Infectious Diseases Section, Yale University School of Medicine, New Haven, CT 06520, USA1
Infectious Diseases Section, VA Connecticut Healthcare System, 950 Campbell Ave, Bldg 8 (111-I), West Haven, CT 06516, USA2

Author for correspondence: Brian Wong. Tel: +1 203 937 3446. Fax: +1 203 937 3476. e-mail: brian.wong{at}yale.edu

To investigate the pre-Golgi secretion pathway in the pathogenic yeast Candida albicans, we cloned the C. albicans homologue of the Saccharomyces cerevisiae protein secretion gene YPT1. The C. albicans YPT1 ORF contained a 624 bp intronless ORF encoding a deduced protein of 207 aa and 2·3 kDa. This deduced protein was 77% identical to S. cerevisiae Ypt1 protein (Ypt1p) and it contained GTP-binding domains that are conserved among all known ras-like GTPases. Multicopy plasmids containing C. albicans YPT1 complemented the temperature-sensitive S. cerevisiae ypt1 (A136D) mutation. One chromosomal YPT1 allele in C. albicans CAI4 was readily disrupted by homologous gene targeting, but attempts to disrupt the second allele yielded no viable null mutants. Since this suggested that C. albicans YPT1 may be essential, a mutant ypt1 allele was constructed encoding the amino acid substitution analogous to the N121I substitution in a known trans-dominant inhibitor of S. cerevisiae Ypt1p. Next, a GAL1-regulated plasmid was used to express the mutant ypt1(N121I) allele in C. albicans CAI4. Ten of 11 transformants tested grew normally in glucose and poorly in galactose, and plasmid curing restored growth to wild-type levels. When these transformants were incubated in galactose, secretion of aspartyl proteinase (Sap) was inhibited and membrane-bound secretory vesicles accumulated intracellularly.
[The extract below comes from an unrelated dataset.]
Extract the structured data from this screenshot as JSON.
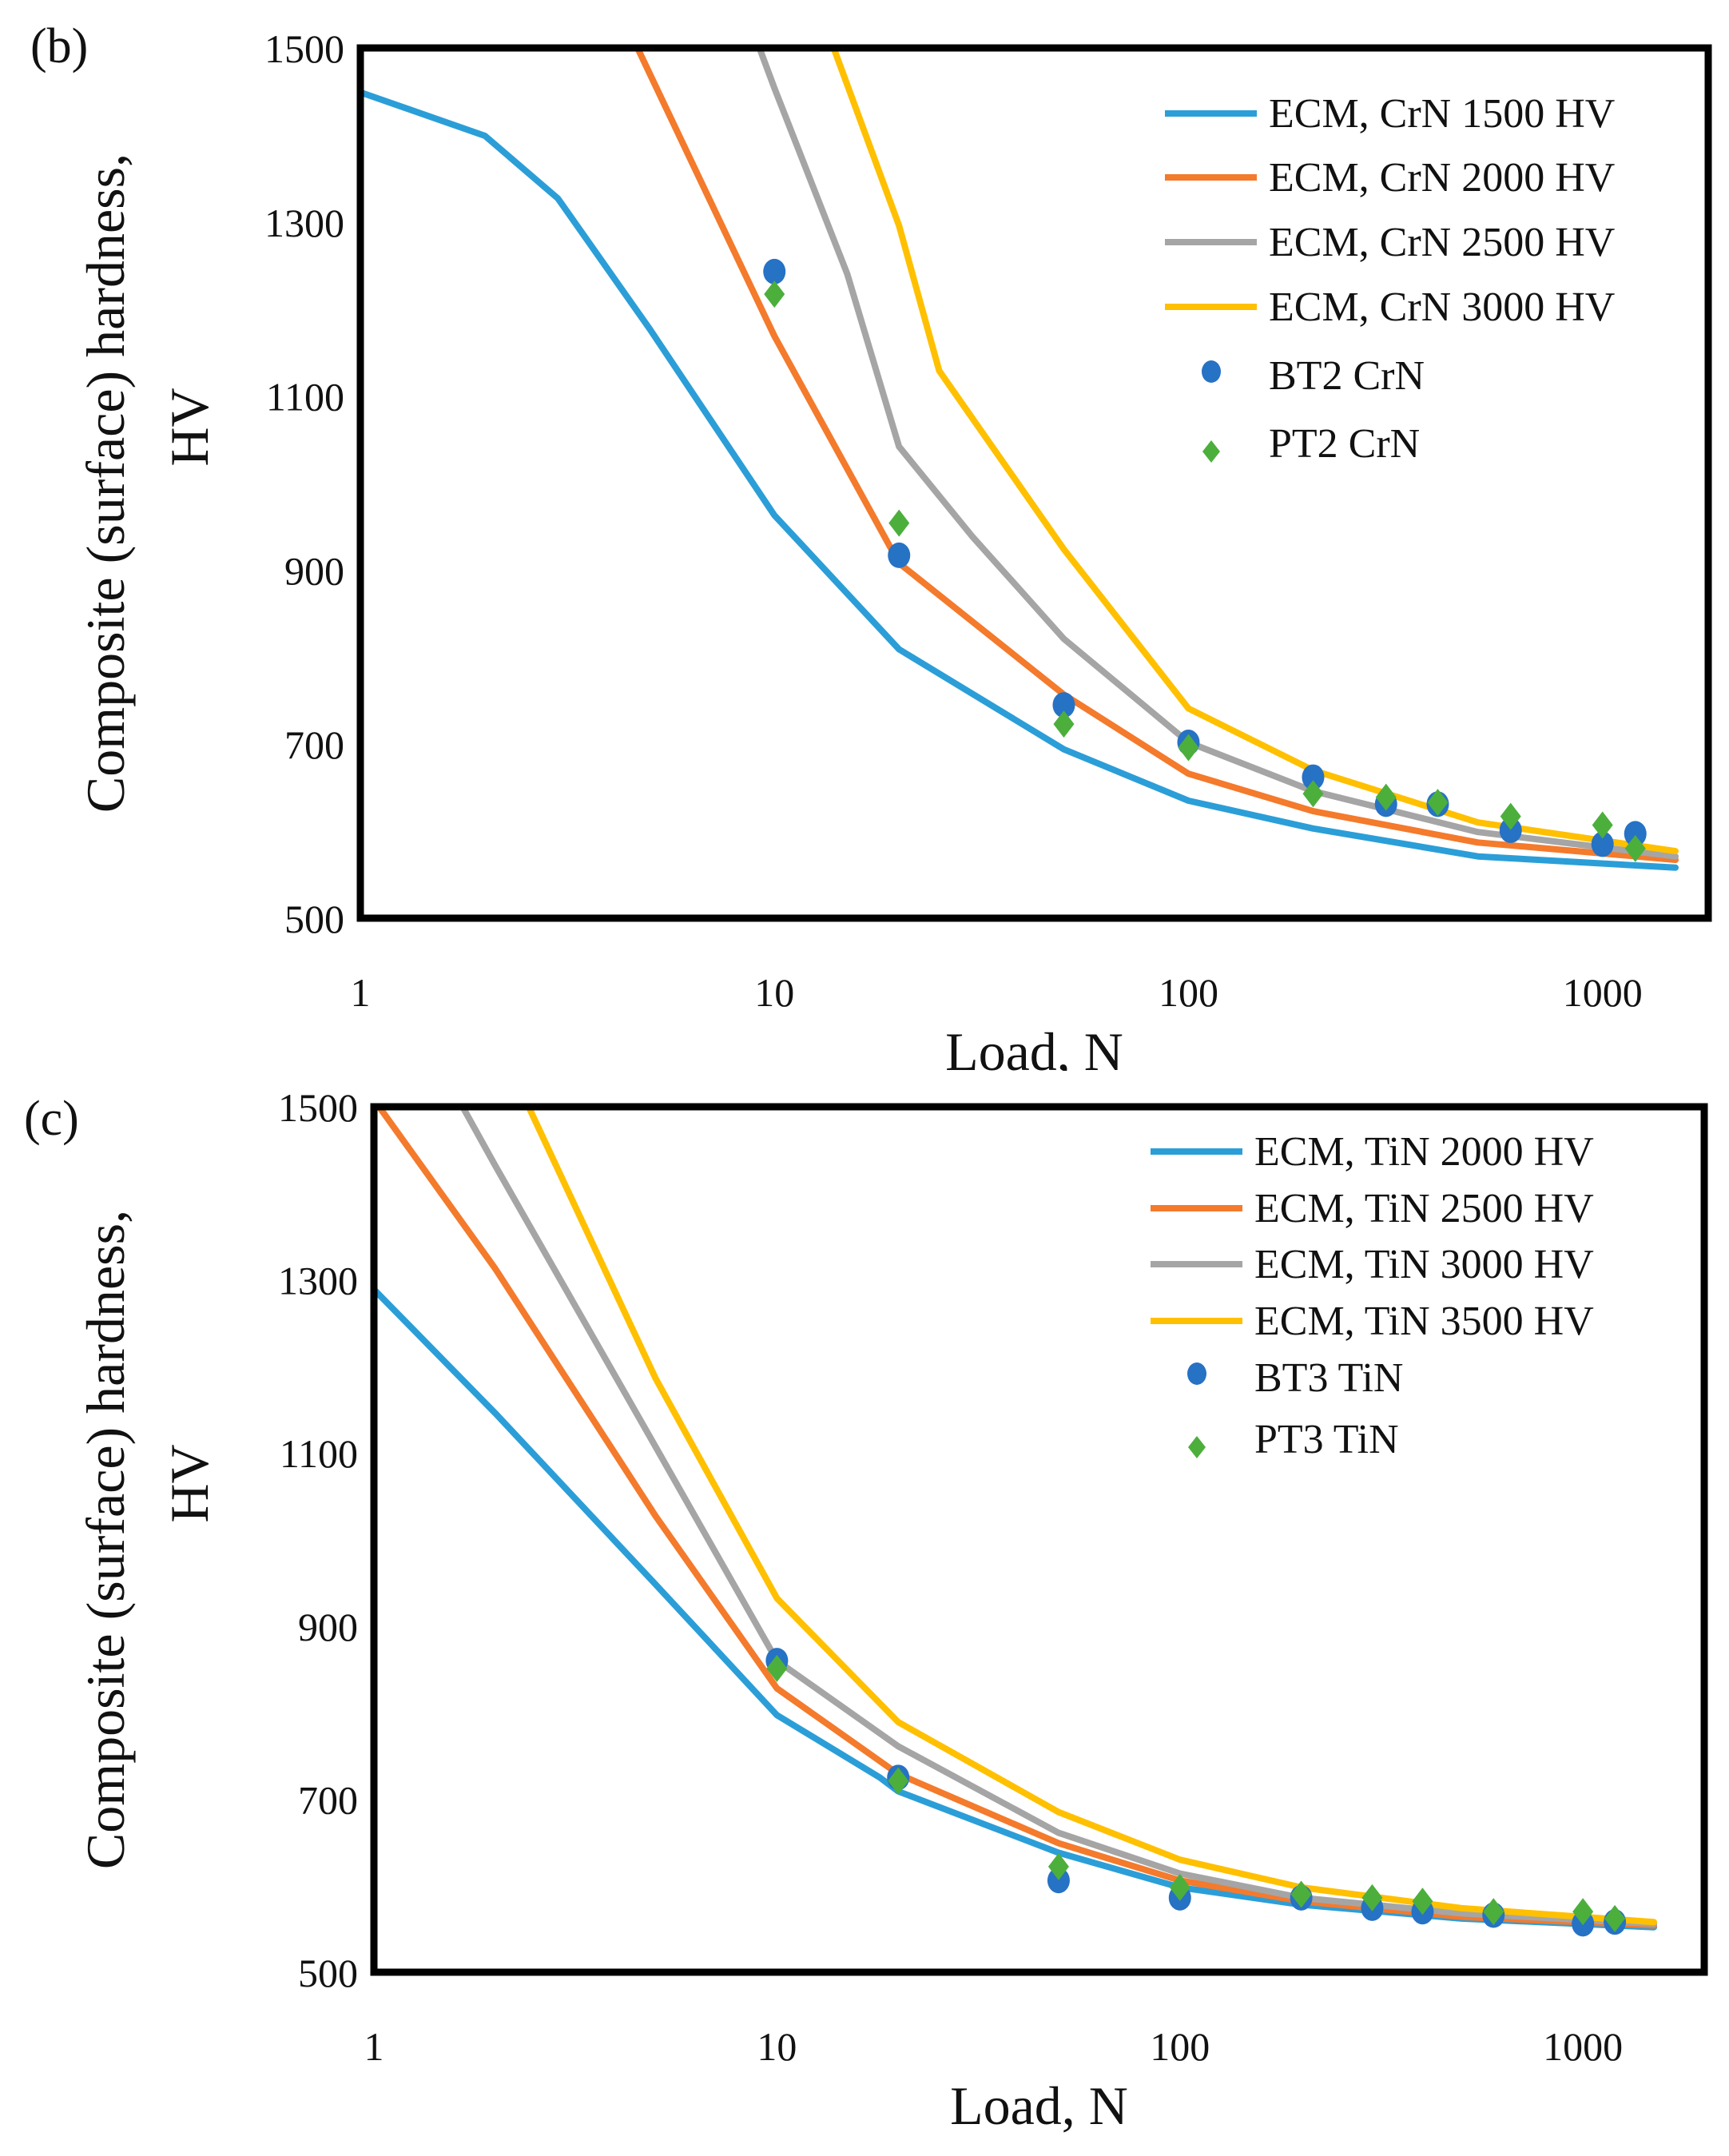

These results imply that C. albicans YPT1 is required for growth and protein secretion, and they confirm the feasibility of using inducible dominant-negative alleles to define the functions of essential genes in C. albicans.

Keywords: Candida albicans, protein secretion, vesicle trafficking, YPT1

The GenBank accession number for the C. albicans YPT1 sequence reported in this paper is AF330211.